Strona:Jerzy Bandrowski - Zolojka.djvu/175

Z Wikiźródeł, wolnej biblioteki
Ta strona została uwierzytelniona.

Daleko widzącem spojrzeniem niespokojnych, małych, rybich oczu ogarnął morze, przez chwilę przyglądał się kutrowi o czerwonych żaglach, wreszcie zauważył dziewczynę.

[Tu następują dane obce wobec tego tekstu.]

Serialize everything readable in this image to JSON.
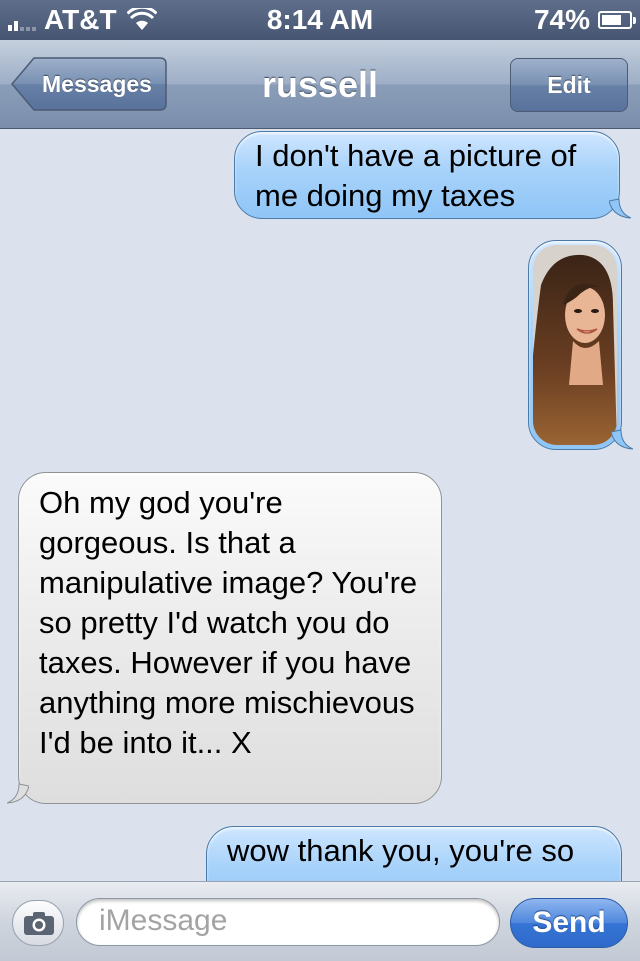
{
  "status_bar": {
    "carrier": "AT&T",
    "time": "8:14 AM",
    "battery_percent": "74%",
    "battery_level": 0.74,
    "icons": [
      "signal-icon",
      "wifi-icon",
      "battery-icon"
    ]
  },
  "nav": {
    "back_label": "Messages",
    "title": "russell",
    "edit_label": "Edit"
  },
  "messages": [
    {
      "direction": "sent",
      "type": "text",
      "text": "I don't have a picture of me doing my taxes"
    },
    {
      "direction": "sent",
      "type": "image"
    },
    {
      "direction": "received",
      "type": "text",
      "text": "Oh my god you're gorgeous. Is that a manipulative image? You're so pretty I'd watch you do taxes. However if you have anything more mischievous I'd be into it... X"
    },
    {
      "direction": "sent",
      "type": "text",
      "text": "wow thank you, you're so"
    }
  ],
  "composer": {
    "placeholder": "iMessage",
    "send_label": "Send",
    "camera_icon": "camera-icon"
  },
  "colors": {
    "sent_bubble": "#9ccbf8",
    "received_bubble": "#e6e6e6",
    "thread_background": "#dbe2ed",
    "send_button": "#3a78d6"
  }
}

Uśmiechnął się do niej zdaleka i zawołał coś, czego jednak dziewczyna nie dosłyszała, bo morze szumiało, a stary głos miał zachrypły.
Szła ku niemu smukła, gibka, sprężysta, ze świecącemi błękitnemi oczami w zarumienionej twarzy, z głową w złoto-czerwonym obłoku włosów niesfornych, które wiatr rozrzucał na podobieństwo płomieni z głowy bijących.
— Tak rano na strądzie, Zolojka? — pytał Papaszk z miłym, życzliwym uśmiechem.
Obrzękłą, zniekształconą przez artretyzm dłonią poklepał ją po ramieniu.
— Szukasz za bitami? — mówił chrapliwie. — Niema bitów. Daleko byłem, a tę jedną tylko znalazłem.
Zolojka odrazu domyśliła się, że nieprawda, bo stary, mówiąc to, zwrócił wzrok na jasno błękitną dal morską.
— Co wam po bitach! Dwa wielkie budynki macie...
— Bita z morza nic nie kosztuje... Patrz, co znalazłem.
Nie wypuszczając deski z pod pachy, zaczął szukać po kieszeniach.
Stał przed nią, zgarbiony trochę, lecz potężny, barczysty, dobrze ubrany. Z pod wełnianej czapy wyglądała żółta twarz, obrzękła, pucułowata, z długim sinym nosem. Dziewczynie zawsze przychodziły na jego widok na myśl figurki, przedstawiające lwy morskie.
— Patrz! — rzekł.
— Bursztyn? — zapytała dość obojętnie.
— Nie, coś, czego jeszcze nie widziałaś.
Na rozwartej dłoni pokazał jej płaski kamyczek, wielkości małej fląderki, czerwony granit szwedzki, idealnie obtoczony przez morze w kształt serca.